At this point consumer support is needed for a local, sustainable food system, since our government has been subsidizing long-distance, monoculture agribusiness with our taxes for decades. The $90 billion Farm Bill essentially ignores small farms.

“Leading with local” at the Co-op means our managers’ personal, grassroots outreach to individual farmers, working with them financially by offering them contracts, by subsidizing prices for a time, and by helping them find grants for infrastructure as greenhouses and root cellars. Leading with local means our marketing and deli managers’ expanding their local sales, and also catering to organizations, day care centers and other businesses, and so creating more markets for farmers and ourselves. And local needs to be increasingly four season (through lactofermentation, root cellar storage, freezing, etc.).

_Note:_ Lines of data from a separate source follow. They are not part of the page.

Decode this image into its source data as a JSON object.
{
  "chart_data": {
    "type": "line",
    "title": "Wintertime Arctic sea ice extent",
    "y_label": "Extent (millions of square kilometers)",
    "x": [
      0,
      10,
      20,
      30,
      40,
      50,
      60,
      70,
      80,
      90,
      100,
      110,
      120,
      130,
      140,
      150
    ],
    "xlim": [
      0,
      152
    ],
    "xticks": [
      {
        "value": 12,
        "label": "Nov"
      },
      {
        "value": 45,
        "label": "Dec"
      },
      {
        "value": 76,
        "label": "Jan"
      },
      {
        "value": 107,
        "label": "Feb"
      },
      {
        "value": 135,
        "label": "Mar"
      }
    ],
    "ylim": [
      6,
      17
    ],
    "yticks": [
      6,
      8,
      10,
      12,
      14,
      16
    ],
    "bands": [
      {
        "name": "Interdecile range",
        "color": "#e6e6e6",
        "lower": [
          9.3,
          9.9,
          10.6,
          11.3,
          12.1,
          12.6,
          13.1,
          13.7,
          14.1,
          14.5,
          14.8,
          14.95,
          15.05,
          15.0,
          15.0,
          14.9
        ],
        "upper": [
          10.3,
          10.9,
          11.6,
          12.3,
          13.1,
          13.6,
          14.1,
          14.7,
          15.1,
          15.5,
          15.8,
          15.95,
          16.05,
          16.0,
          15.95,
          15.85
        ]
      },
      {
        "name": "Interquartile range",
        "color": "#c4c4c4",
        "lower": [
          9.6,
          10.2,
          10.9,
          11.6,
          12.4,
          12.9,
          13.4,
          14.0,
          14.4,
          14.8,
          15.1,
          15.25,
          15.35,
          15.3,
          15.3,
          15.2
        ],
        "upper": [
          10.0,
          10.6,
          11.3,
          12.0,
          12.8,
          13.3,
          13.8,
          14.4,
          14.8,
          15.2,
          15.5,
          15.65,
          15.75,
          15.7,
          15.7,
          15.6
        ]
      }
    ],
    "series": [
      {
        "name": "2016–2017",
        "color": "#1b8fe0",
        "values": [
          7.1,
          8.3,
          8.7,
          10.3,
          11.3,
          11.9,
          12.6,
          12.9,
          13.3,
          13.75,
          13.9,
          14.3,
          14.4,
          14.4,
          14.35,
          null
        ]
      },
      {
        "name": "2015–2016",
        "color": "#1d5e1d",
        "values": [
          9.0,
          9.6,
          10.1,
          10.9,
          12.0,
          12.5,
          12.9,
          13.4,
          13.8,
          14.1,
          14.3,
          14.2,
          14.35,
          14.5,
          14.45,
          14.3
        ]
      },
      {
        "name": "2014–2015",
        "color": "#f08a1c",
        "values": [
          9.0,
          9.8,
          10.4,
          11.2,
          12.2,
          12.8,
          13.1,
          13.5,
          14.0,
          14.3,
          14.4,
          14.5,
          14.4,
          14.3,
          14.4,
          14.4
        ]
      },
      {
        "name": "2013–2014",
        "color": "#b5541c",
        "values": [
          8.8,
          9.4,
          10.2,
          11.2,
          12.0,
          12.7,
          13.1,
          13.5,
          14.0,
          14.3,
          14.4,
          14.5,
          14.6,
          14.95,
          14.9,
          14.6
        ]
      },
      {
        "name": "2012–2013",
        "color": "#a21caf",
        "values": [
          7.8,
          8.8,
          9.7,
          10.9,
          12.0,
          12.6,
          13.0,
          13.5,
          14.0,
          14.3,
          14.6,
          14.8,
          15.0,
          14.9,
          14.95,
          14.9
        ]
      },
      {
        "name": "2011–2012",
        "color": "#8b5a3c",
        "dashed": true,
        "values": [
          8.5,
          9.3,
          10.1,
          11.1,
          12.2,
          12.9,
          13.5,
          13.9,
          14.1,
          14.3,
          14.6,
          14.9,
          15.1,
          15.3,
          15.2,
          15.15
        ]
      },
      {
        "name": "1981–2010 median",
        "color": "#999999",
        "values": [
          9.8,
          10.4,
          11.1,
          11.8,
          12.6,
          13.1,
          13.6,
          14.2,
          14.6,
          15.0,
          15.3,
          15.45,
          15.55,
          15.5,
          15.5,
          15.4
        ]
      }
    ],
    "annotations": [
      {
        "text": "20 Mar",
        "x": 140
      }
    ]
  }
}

Caveat: There is a need to lead quickly in this time of planetary emergency, and it should be said that some supermarket chains (e.g., Whole Foods and Hannaford), and even global food corporations, are already aggressively approaching our local farmers with offers of aid and contracts.

Here’s to our Co-op as leader and our Co-op as the one stop shop for all our seasonal local produce and, eventually, for most of our four-season local foods.

*Also: www.monbiot.com for the climate change update, “A Sudden Change of State” (7/3/07), which links to the latest research by NASA’s Jim Hansen; and www.organicconsumers.org/environment.cfm.

Reading suggestions for informed consumers: Kingsolver’s Animal, Vegetable, Miracle, and Flannery’s The Weather Makers.